Poets adapts trauma for the world stage, deeming forbidden love to be a sexier story than all the real-life parasocial petitioning. (“My followers worried that my man was secretly racist” is perhaps the most 2024 story. “We put Ice Spice in a potentially profoundly uncomfortable position” is more juicy abandoned real estate.) Swift sells conciliatory reproval of white conservative culture in “But Daddy I Love Him,” denouncing the kind of woman her opponents and some fans fret about her becoming — the wealthy Northeast Protestant brandishing faith like a blade against anyone outside their ethno-geographic siloes: “Sarahs and Hannahs in their Sunday best / Clutching their pearls, sighing, ‘What a mess’ / I just learned these people try and save you / ’Cause they hate you.” It is brilliant, a breathtaking deflection in a country song that jabs the listener with the old TayTay sound and then seethes in perfect elocution as it builds toward the hushed assertiveness of a guest of honor inviting you to leave a soirée: “God save the most judgmental creeps / Who say they want what’s best for me.” Swift is right to stress that there’s no merch bundle that includes a say in her love life. But the true public-relations feat of “Daddy” is changing the subject from accusations of coddling bigotry to an examination of faith-based striations within white society.
Swift, who moved to Nashville to write country songs after growing up on a Pennsylvania Christmas tree farm, writes alluringly about the shortcomings of small-town social mores. As Midnights visited her past, it chronicled a nagging yearning for a better life than the one that seemed available, framing the performer’s ascendance as a hero’s journey. Poets surveys contempt and faded promise, weaponizing the rootsy aesthetic of the star’s early career two ways: It supplies the log cabin for the languishing and the perch for the trenchant observations about the flaws of the various parties who have gotten on her bad side over the last three years. She approaches not as international pop juggernaut but as the “dutiful daughter” of Americana, the Nashville nice girl, when she fixates on the callous judgment of devout women, guessing more than once that her holier-than-thou challengers would never pray for her.

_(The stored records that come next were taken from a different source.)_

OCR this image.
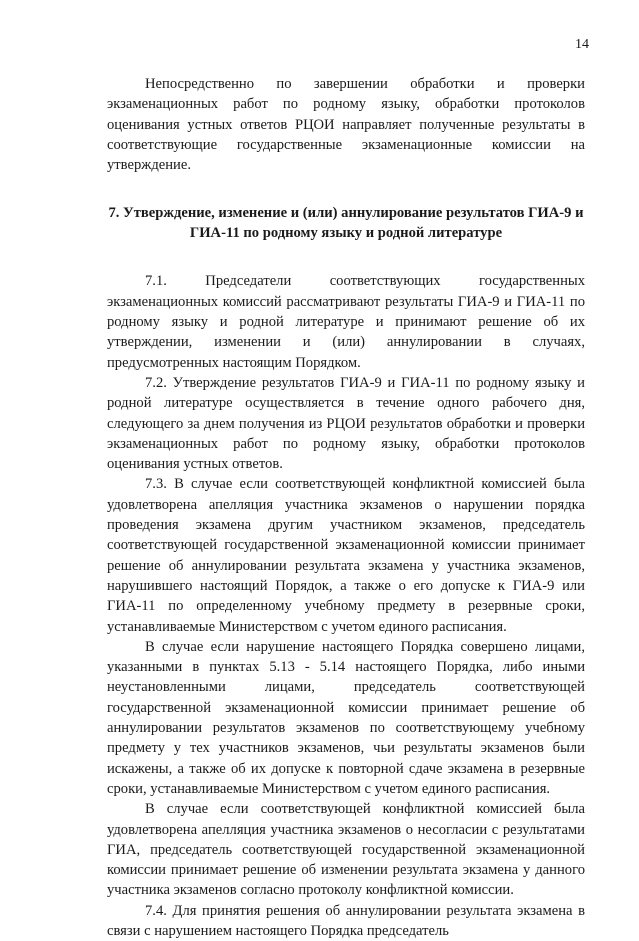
14

Непосредственно по завершении обработки и проверки экзаменационных работ по родному языку, обработки протоколов оценивания устных ответов РЦОИ направляет полученные результаты в соответствующие государственные экзаменационные комиссии на утверждение.

7. Утверждение, изменение и (или) аннулирование результатов ГИА-9 и ГИА-11 по родному языку и родной литературе

7.1. Председатели соответствующих государственных экзаменационных комиссий рассматривают результаты ГИА-9 и ГИА-11 по родному языку и родной литературе и принимают решение об их утверждении, изменении и (или) аннулировании в случаях, предусмотренных настоящим Порядком.

7.2. Утверждение результатов ГИА-9 и ГИА-11 по родному языку и родной литературе осуществляется в течение одного рабочего дня, следующего за днем получения из РЦОИ результатов обработки и проверки экзаменационных работ по родному языку, обработки протоколов оценивания устных ответов.

7.3. В случае если соответствующей конфликтной комиссией была удовлетворена апелляция участника экзаменов о нарушении порядка проведения экзамена другим участником экзаменов, председатель соответствующей государственной экзаменационной комиссии принимает решение об аннулировании результата экзамена у участника экзаменов, нарушившего настоящий Порядок, а также о его допуске к ГИА-9 или ГИА-11 по определенному учебному предмету в резервные сроки, устанавливаемые Министерством с учетом единого расписания.

В случае если нарушение настоящего Порядка совершено лицами, указанными в пунктах 5.13 - 5.14 настоящего Порядка, либо иными неустановленными лицами, председатель соответствующей государственной экзаменационной комиссии принимает решение об аннулировании результатов экзаменов по соответствующему учебному предмету у тех участников экзаменов, чьи результаты экзаменов были искажены, а также об их допуске к повторной сдаче экзамена в резервные сроки, устанавливаемые Министерством с учетом единого расписания.

В случае если соответствующей конфликтной комиссией была удовлетворена апелляция участника экзаменов о несогласии с результатами ГИА, председатель соответствующей государственной экзаменационной комиссии принимает решение об изменении результата экзамена у данного участника экзаменов согласно протоколу конфликтной комиссии.

7.4. Для принятия решения об аннулировании результата экзамена в связи с нарушением настоящего Порядка председатель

The implication that there is no amount of nobility you can perform that throws this contingent off your tail is delicious, and when the singer lays off lashing out for bad press Healy might’ve defused if he had responded less caustically and defensively, she eases into lush meditations on moral quandaries. “Guilty As Sin” conjures Madonna: “What if I roll the stone away? / They’re gonna crucify me anyway.” Editing another epic, “Sin” envisions a sepulcher as a shield against assassins. “Fresh Out the Slammer” frames a cohabitation on life support as Fed time: “Handcuffed to the spell I was under / For just one hour of sunshine / Years of labor, locks, and ceilings / In the shade of how he was feeling.” Placing these songs near “So Long, London” — which namechecks the site of the Alwyn family’s Christmas polar-bear plunge — excites. You don’t expect the writer’s sympathy to lie with the rebound imbroglio. (The sentiment makes the more funereal folklore and evermore songs seem less fictional in retrospect.)

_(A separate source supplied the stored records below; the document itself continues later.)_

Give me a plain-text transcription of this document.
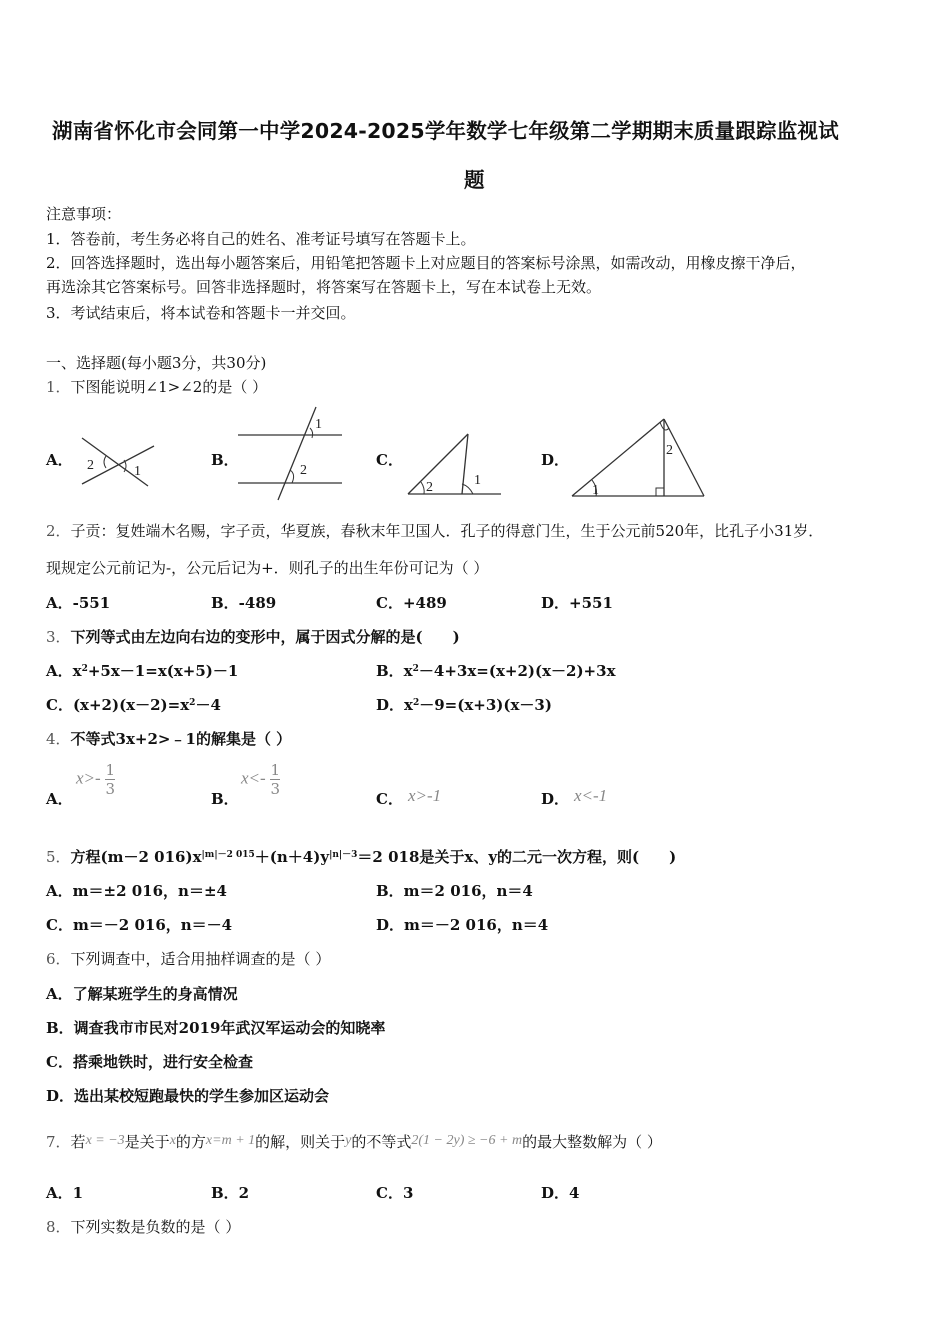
湖南省怀化市会同第一中学2024-2025学年数学七年级第二学期期末质量跟踪监视试
题
注意事项：
1．答卷前，考生务必将自己的姓名、准考证号填写在答题卡上。
2．回答选择题时，选出每小题答案后，用铅笔把答题卡上对应题目的答案标号涂黑，如需改动，用橡皮擦干净后，
再选涂其它答案标号。回答非选择题时，将答案写在答题卡上，写在本试卷上无效。
3．考试结束后，将本试卷和答题卡一并交回。
一、选择题(每小题3分，共30分)
1．下图能说明∠1>∠2的是（ ）
A．	B．	C．	D．
2	1
1
2
2	1
2
1
2．子贡：复姓端木名赐，字子贡，华夏族，春秋末年卫国人．孔子的得意门生，生于公元前520年，比孔子小31岁．
现规定公元前记为-，公元后记为+．则孔子的出生年份可记为（ ）
A．-551	B．-489	C．+489	D．+551
3．下列等式由左边向右边的变形中，属于因式分解的是(　　)
A．$x^2+5x-1=x(x+5)-1$	B．$x^2-4+3x=(x+2)(x-2)+3x$
C．$(x+2)(x-2)=x^2-4$	D．$x^2-9=(x+3)(x-3)$
4．不等式3x+2>﹣1的解集是（ ）
A．
$x>- \frac{1}{3}$
B．
$x<- \frac{1}{3}$
C． x>-1	D． x<-1
5．方程(m－2 $016)x^{|m|-2 015}+(n+4)y^{|n|-3}=2$ 018是关于x、y的二元一次方程，则(　　)
A．m＝±2 016，n＝±4	B．m＝2 016，n＝4
C．m＝－2 016，n＝－4	D．m＝－2 016，n＝4
6．下列调查中，适合用抽样调查的是（ ）
A．了解某班学生的身高情况
B．调查我市市民对2019年武汉军运动会的知晓率
C．搭乘地铁时，进行安全检查
D．选出某校短跑最快的学生参加区运动会
7．若x = −3是关于x的方x=m + 1的解，则关于y的不等式2(1 − 2y) ≥ −6 + m的最大整数解为（ ）
A．1	B．2	C．3	D．4
8．下列实数是负数的是（ ）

Exploring confounding ripples in her private life, Taylor Swift reaches stasis in her professional one. The Antonoff and Dessner songs are, with a handful of exceptions, situated in an oil-and-water arrangement, with the Antonoff tunes largely coming first and carefully teasing out pop hooks while the Dessner songs scatter lively accompaniments into mostly acoustic reflections. The credits bear out the differences in the two halves of what Swift is referring to as an anthology. Up front, there’s Jack, a multi-instrumentalist, and players from his orbit; on the back, it’s Dessner, members of Beirut and Wilco, and an orchestra.
With the Bleachers front man, Swift peruses familiar pockets. The two-note R&B cadence of “Down Bad” recalls “Midnight Rain”; the one in the Seussian “My Boy Only Breaks His Favorite Toys” resembles the bridge in Reputation’s “King of My Heart.” Swift plays it straight in her duets with Florence Welch and Post Malone, selling unadorned emotion while her guests lean into the eccentricities in their vocal deliveries. The denser Dessner tracks almost seem to ask for more from the singer, teasing out chameleonic tendencies. The piano ballad “How Did It End?” dabbles in the breathy intimacy of a Billie Eilish or Fiona Apple; Swift greets the ’90s alt-rock airs of “So High School” with the gorgeous reediness of a Sheryl Crow or Aimee Mann. These performances can make the synth-pop plays seem calculating, like obligations to draft hits to play on the tours which boost local economies. The Antonoff cuts reach for the synth-inflected gravity of broken-hearted ’80s rockers like Springsteen’s “Dancing in the Dark,” or “Never Gonna Be the Same Again” off Bob Dylan’s Empire Burlesque, while seeking common ground between the autumnal folklore and evermore and the brisk “Cruel Summer.” But then the Dessner tracks affix a more alluring (Taylor’s Version) onto the main album with focused extras that address the same ideas while dispensing with the coating of self-aware slickness. Listeners choose their own adventures.
The over-two-hour anthology looks to recapture the streaming-service success of long albums by Drake, Bad Bunny, Kendrick Lamar, and others in this decade. But pieces stymied by overwrought lines — “It was the age of him,” “The Manuscript” announces imperiously — undercut the project of uplifting this work as epochal literature. They don’t hold up to the referential melodrama of “The Albatross,” whose image of the woman locked away in a tower appears to allude to the imprisonment of Mary, Queen of Scots in the wake of the murder of her husband, Lord Darnley, or “Who’s Afraid of Little Old Me?,” whose thirst for supernatural revenge recalls witch trials and Carrie. The country-turned-pop star playing with the National bros, saying “fuck” a lot, and name dropping the Blue Nile, the Starting Line, Patti Smith, and Stevie Nicks seems to ache for a stranger career path, in spite of Poets’ pointed accessibility. But you have to also entertain the possibility that this restlessness is another facet of the performance, just as much a thematic conceit as Poets’ bombastic phrasing and possessions of tragic figures, that while she’s very invested in broadcasting the impression that she’s bristling at the myriad expectations that come with being perceived by millions, the pop prognosticator is still cannily aware of what everyone wants and here to serve.